Biomedical Research Foundation of the Academy of Athens, 4 Soranou Ephessiou Str., Athens GR-11527, Greece; Molecular Carcinogenesis Group, Department of Histology and Embryology, School of Medicine, National and Kapodistrian University of Athens, 75 Mikras Asias Str, Athens GR-11527, Greece.
Department of Pathology, NYU School of Medicine, New York, NY 10016, USA; Laura and Isaac Perlmutter Cancer Center, NYU School of Medicine, New York, NY 10016, USA.
Pharmacol Ther. 2019 Nov;203:107395. doi: 10.1016/j.pharmthera.2019.107395. Epub 2019 Jul 30.

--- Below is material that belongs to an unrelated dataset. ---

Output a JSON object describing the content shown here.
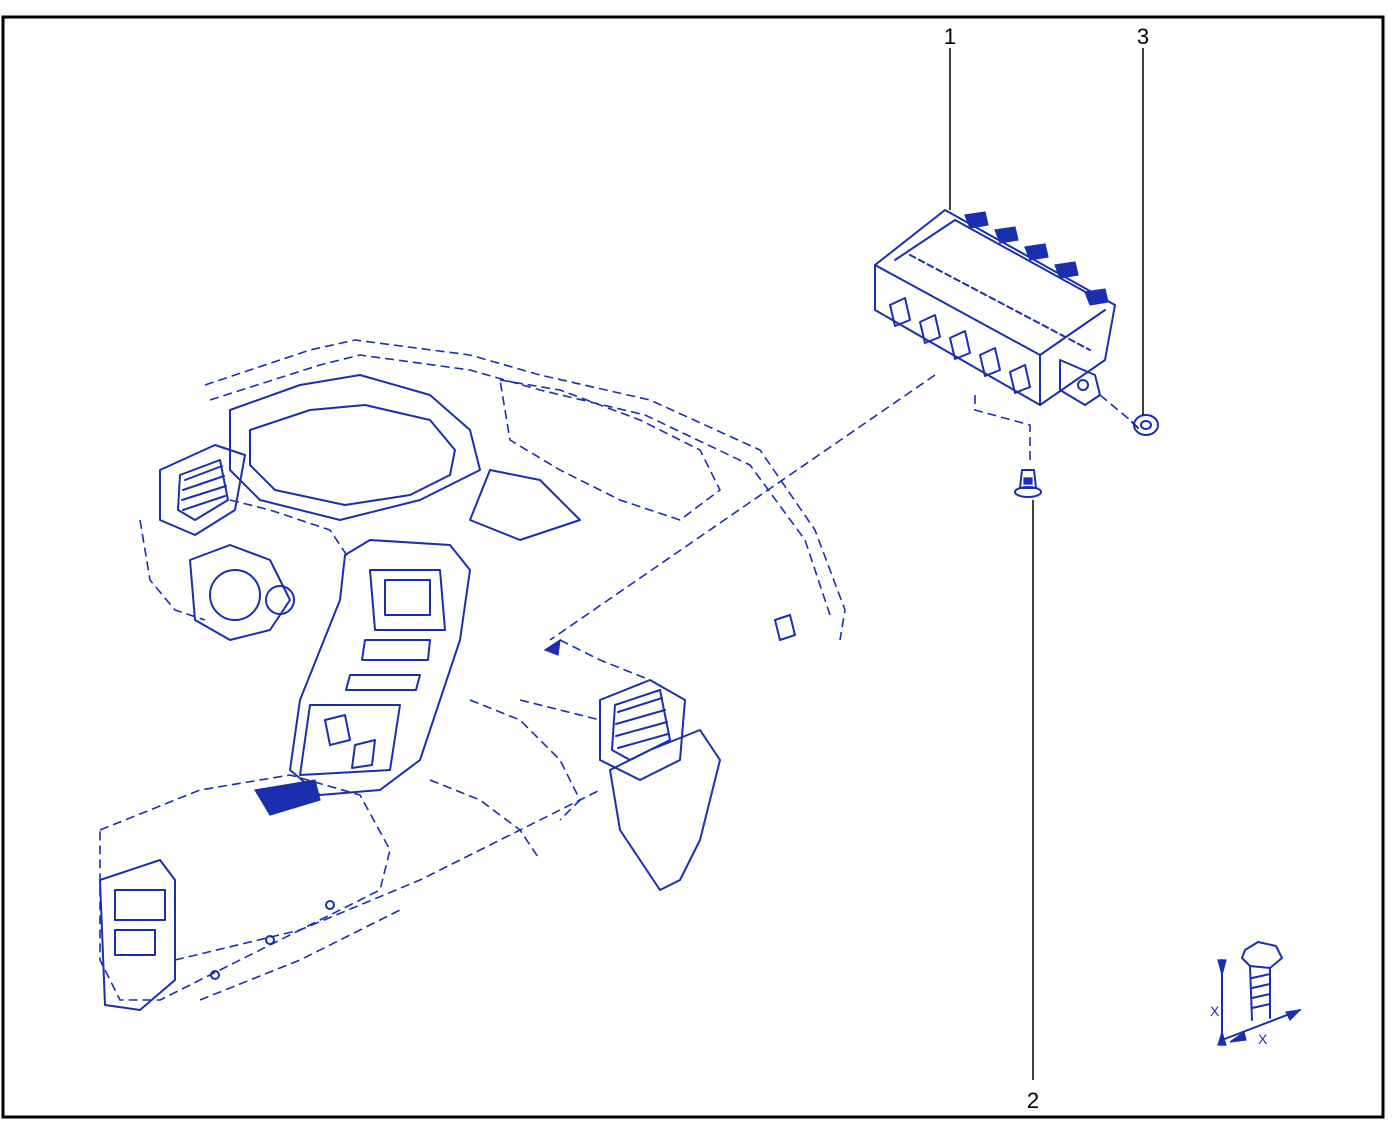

A major challenge in cancer treatment is predicting the clinical response to anti-cancer drugs on a personalized basis. The success of such a task largely depends on the ability to develop computational resources that integrate big "omic" data into effective drug-response models. Machine learning is both an expanding and an evolving computational field that holds promise to cover such needs. Here we provide a focused overview of: 1) the various supervised and unsupervised algorithms used specifically in drug response prediction applications, 2) the strategies employed to develop these algorithms into applicable models, 3) data resources that are fed into these frameworks and 4) pitfalls and challenges to maximize model performance. In this context we also describe a novel in silico screening process, based on Association Rule Mining, for identifying genes as candidate drivers of drug response and compare it with relevant data mining frameworks, for which we generated a web application freely available at: https://compbio.nyumc.org/drugs/. This pipeline explores with high efficiency large sample-spaces, while is able to detect low frequency events and evaluate statistical significance even in the multidimensional space, presenting the results in the form of easily interpretable rules. We conclude with future prospects and challenges of applying machine learning based drug response prediction in precision medicine.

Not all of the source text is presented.